Discover Douglas Howe
I didn’t set out to become a consultant. I set out to be an actor.
I trained at the Carnegie Mellon School of Drama alongside world class artists and masters, who collectively ignited my lifelong study of communication, influence, and human behavior.
After graduating, I began my career on stage and screen. Over time, my role expanded into directing, writing, and producing. I was no longer the first violin. I had become the conductor.
In 2007, following my selection for the Lincoln Center Directors Lab, I became Artistic Director for the Internationalists, where I led a collective of 40 directors from 25 countries. Strong-willed, brilliantly diverse, and not always easy to align.
I didn't know it at the time, but leading that group was my first real education in leadership.
Then I made one of the boldest decisions of my life.
I left the art world and stepped into the corporate world.
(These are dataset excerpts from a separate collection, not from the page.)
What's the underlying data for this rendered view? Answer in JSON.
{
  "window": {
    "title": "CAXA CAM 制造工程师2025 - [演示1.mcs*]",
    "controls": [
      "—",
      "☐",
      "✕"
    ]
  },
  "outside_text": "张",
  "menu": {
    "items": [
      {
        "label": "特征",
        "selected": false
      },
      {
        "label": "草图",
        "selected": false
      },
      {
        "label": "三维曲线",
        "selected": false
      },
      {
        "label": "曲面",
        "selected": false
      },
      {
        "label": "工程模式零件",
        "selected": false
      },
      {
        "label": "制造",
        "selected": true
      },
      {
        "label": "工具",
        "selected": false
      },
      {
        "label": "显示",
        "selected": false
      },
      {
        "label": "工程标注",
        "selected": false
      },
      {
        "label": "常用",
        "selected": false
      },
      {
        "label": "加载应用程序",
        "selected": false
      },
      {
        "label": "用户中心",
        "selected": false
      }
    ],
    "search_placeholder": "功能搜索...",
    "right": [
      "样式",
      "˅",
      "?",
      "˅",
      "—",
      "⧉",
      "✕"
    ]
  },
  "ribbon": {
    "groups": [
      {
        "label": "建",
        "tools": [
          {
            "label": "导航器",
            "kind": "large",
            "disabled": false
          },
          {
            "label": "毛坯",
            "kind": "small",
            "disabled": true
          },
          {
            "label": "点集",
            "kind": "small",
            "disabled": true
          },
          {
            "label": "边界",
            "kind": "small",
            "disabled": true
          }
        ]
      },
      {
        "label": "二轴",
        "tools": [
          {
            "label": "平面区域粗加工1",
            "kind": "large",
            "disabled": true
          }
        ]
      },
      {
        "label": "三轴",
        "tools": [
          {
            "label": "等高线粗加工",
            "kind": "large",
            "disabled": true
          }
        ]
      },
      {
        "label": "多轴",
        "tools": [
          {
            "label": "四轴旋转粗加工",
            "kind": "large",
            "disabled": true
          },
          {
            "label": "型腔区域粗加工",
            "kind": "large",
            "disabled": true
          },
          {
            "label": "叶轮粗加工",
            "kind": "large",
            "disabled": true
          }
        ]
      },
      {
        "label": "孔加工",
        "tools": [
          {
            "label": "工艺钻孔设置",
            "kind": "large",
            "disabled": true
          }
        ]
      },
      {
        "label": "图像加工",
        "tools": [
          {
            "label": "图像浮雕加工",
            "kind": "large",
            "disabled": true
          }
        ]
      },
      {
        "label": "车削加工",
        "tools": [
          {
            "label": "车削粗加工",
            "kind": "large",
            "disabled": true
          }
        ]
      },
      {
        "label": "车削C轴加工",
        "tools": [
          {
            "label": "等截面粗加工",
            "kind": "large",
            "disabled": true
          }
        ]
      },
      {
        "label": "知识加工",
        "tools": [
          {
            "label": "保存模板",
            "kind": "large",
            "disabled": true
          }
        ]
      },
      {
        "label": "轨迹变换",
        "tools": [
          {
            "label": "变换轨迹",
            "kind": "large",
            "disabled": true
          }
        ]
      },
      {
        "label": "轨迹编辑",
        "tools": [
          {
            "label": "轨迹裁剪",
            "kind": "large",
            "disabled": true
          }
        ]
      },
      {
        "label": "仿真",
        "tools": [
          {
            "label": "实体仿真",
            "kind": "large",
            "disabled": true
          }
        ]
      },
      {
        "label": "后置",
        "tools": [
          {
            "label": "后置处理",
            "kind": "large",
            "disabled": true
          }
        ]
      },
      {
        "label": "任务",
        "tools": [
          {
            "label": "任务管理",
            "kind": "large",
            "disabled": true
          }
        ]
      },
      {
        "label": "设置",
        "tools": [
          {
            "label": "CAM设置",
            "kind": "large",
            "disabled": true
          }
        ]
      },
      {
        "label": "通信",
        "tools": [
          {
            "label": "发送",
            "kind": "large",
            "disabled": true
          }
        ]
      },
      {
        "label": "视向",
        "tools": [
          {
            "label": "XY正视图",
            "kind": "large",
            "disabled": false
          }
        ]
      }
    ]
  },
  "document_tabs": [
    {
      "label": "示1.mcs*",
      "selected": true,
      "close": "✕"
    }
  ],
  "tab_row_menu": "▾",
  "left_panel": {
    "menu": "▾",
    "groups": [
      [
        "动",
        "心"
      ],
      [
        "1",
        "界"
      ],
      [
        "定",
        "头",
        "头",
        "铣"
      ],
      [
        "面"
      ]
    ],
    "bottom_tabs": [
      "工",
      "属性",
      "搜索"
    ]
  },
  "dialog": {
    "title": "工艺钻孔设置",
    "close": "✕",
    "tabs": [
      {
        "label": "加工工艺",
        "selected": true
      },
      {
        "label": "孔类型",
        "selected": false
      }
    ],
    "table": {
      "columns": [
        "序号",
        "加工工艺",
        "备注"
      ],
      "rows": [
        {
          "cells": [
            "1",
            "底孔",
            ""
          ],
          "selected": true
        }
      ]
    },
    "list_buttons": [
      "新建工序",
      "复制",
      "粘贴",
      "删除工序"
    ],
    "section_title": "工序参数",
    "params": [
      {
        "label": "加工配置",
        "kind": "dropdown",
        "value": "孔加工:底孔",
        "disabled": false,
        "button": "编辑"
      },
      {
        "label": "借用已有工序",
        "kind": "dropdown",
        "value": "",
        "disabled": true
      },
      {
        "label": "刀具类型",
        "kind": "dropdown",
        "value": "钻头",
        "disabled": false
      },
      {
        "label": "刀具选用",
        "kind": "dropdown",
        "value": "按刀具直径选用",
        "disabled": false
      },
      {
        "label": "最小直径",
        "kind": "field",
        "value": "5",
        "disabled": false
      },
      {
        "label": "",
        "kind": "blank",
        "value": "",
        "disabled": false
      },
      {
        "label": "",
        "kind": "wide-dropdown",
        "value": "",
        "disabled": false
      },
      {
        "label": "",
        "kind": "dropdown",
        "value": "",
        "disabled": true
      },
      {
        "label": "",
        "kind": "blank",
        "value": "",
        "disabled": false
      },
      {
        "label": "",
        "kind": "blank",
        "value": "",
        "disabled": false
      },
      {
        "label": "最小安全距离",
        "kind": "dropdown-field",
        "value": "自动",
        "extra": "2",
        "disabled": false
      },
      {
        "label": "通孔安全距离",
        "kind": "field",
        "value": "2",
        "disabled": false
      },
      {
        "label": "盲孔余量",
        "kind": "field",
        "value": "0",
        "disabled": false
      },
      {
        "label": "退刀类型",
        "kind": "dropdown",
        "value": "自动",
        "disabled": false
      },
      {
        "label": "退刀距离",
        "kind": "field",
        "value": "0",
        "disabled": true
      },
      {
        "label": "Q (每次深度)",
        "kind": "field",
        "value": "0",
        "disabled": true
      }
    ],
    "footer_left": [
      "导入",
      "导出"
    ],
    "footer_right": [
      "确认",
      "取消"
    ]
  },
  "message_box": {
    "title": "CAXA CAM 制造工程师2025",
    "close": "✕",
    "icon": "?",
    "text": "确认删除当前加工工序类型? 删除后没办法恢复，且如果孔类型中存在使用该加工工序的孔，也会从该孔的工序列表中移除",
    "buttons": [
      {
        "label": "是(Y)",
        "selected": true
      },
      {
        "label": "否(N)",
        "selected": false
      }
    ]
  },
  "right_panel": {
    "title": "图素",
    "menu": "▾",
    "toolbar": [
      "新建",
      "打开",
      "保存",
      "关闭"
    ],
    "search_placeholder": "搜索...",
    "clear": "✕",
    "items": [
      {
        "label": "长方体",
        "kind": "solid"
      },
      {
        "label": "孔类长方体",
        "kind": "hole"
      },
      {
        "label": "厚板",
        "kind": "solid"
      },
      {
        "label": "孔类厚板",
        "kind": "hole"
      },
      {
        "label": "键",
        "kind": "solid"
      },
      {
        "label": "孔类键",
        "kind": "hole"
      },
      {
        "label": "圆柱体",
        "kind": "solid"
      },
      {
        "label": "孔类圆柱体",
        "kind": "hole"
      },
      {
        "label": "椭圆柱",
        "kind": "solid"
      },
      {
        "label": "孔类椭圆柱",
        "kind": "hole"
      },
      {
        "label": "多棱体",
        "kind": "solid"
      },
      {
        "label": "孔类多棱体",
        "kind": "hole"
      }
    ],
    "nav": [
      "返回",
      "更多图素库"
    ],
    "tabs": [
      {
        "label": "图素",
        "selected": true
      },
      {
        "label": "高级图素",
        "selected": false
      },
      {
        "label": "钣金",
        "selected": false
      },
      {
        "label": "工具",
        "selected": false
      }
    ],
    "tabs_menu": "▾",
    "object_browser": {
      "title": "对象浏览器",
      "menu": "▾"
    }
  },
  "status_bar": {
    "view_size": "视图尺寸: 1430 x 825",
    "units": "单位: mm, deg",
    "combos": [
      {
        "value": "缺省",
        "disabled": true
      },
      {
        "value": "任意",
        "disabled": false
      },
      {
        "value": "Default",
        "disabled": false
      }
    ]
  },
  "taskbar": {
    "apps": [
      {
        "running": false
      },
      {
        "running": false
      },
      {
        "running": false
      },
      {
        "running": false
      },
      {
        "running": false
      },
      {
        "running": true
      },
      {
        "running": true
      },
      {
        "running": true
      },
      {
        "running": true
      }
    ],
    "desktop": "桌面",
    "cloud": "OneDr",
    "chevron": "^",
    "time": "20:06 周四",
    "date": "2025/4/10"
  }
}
Everything I had spent years developing seemingly lost its value. I felt disoriented and uncertain.
Eventually, I found my footing through executive coaching.
And I discovered that the skills I had developed as a performer and director weren’t just transferable. They were exactly what many leaders were missing:
➜ Understanding what someone is communicating before they’ve said a word
➜ Creating conditions where people feel safe enough to the tell the truth
➜ Challenging someone to build them up, not break them down
These aren’t soft skills. They’re essential human skills required for effective leadership.
As I deepened my understanding of behavioral science and organizational psychology, the parallels became impossible to ignore.
At the intersection of art and science, we understand the complexity of human behavior:
➜ How people show up
➜ How they make decisions
➜ How they influence others
In critical moments, a shift in presence and clarity can change everything.
In 2019, I joined MindGym as a master coach and facilitator. The behavioral science, the facilitation methodology, the understanding of how people behave under pressure — it was the same conversation I’d been having my whole career, just in a different room.
I went on to serve as Global Head of Coaching & Facilitation, leading a network of 500+ practitioners across 34 countries and helping shape programs for some of the world’s most demanding organizations.
The scale changed. The human dynamics didn’t. From the stage to the boardroom, the through line is this:
People are not problems to be solved, but stories to be understood.
This belief shapes everything I do.
Today, I run my own practice, partnering with senior leaders and their organizations to build the kind of leadership that lasts.
Not through a program or a curriculum, but through relationships built on honesty, rigor, trust, and the understanding that leadership is, at its core, a human endeavor.